Le précompte immobilier est dû par le propriétaire du bien au 1er janvier de l’année. En cas de vente en cours d’année, l’administration réclame donc l’impôt au vendeur, mais l’usage est de le répartir au prorata entre vendeur et acheteur selon la date de l’acte, via le décompte notarial.
Le précompte immobilier est un impôt régional annuel calculé sur le revenu cadastral (RC) indexé du bien. La règle légale est simple mais souvent mal comprise : le redevable est la personne qui est propriétaire au 1er janvier de l’année d’imposition. C’est à elle que l’avertissement-extrait de rôle sera envoyé, quelle que soit la date à laquelle le bien change ensuite de mains.

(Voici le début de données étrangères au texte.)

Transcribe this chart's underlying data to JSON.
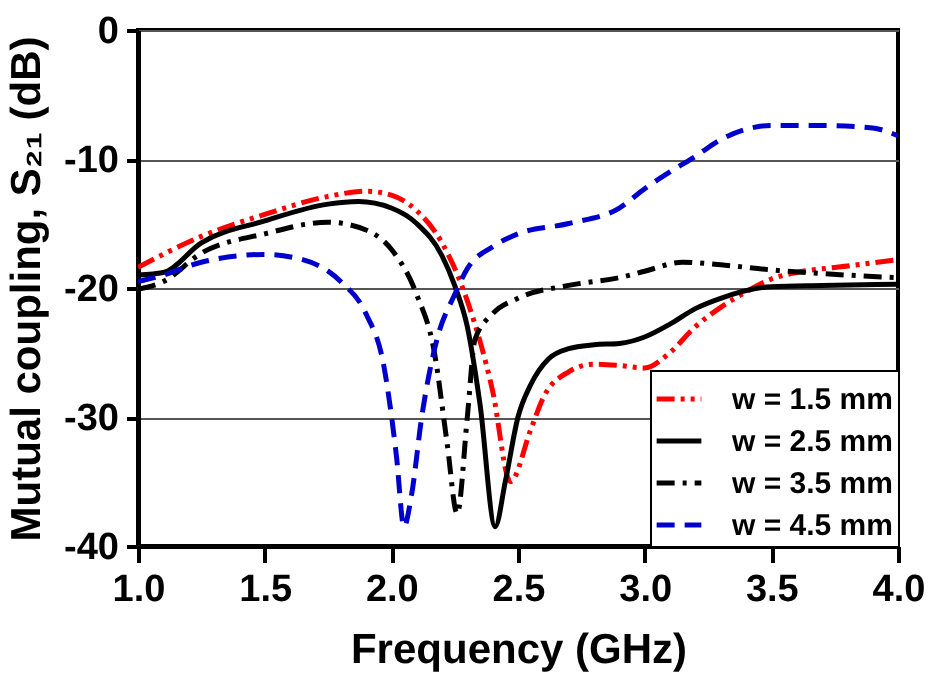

Voici le point contre-intuitif : si vous vendez votre maison le 1er juillet, c’est vous, le vendeur, qui recevez l’avis de paiement pour l’année entière, alors que vous n’aurez été propriétaire que six mois. L’administration ne connaît qu’un seul redevable, celui du 1er janvier, et ne se préoccupe pas de la revente en cours d’année.
Pour rétablir l’équité, la pratique notariale prévoit une répartition au prorata temporis entre le vendeur et l’acheteur, calculée sur la date de l’acte authentique. L’acheteur rembourse au vendeur la fraction de l’année où il devient propriétaire. Cette répartition n’est toutefois pas imposée par la loi fiscale : elle relève de la convention entre parties. Le compromis de vente et l’acte notarié en fixent les modalités.
Il faut distinguer deux plans. Sur le plan fiscal, face à l’administration, le vendeur (propriétaire au 1er janvier) reste le seul redevable et doit veiller à payer le précompte pour éviter les majorations. Sur le plan civil, entre vendeur et acheteur, la charge est partagée selon la convention. Rappelons enfin que le précompte se calcule sur le RC indexé, pas sur le RC non indexé, ce qui donne une base sensiblement plus élevée.
En un coup d’œil
- Redevable légal face à l’administration : le propriétaire au 1er janvier de l’année, c’est-à-dire le vendeur en cas de revente ultérieure.
- Base de calcul : le revenu cadastral indexé (et non le RC non indexé), multiplié par les taux régional, provincial et communal.
- Répartition entre parties : au prorata temporis selon la date de l’acte authentique, l’acheteur remboursant sa quote-part au vendeur.
- Nature de la répartition : conventionnelle (compromis et acte), non imposée par la loi fiscale, mais quasi systématique en pratique.
- Point de vigilance : même remboursé en partie par l’acheteur, le vendeur doit payer l’avertissement pour éviter les majorations à son nom.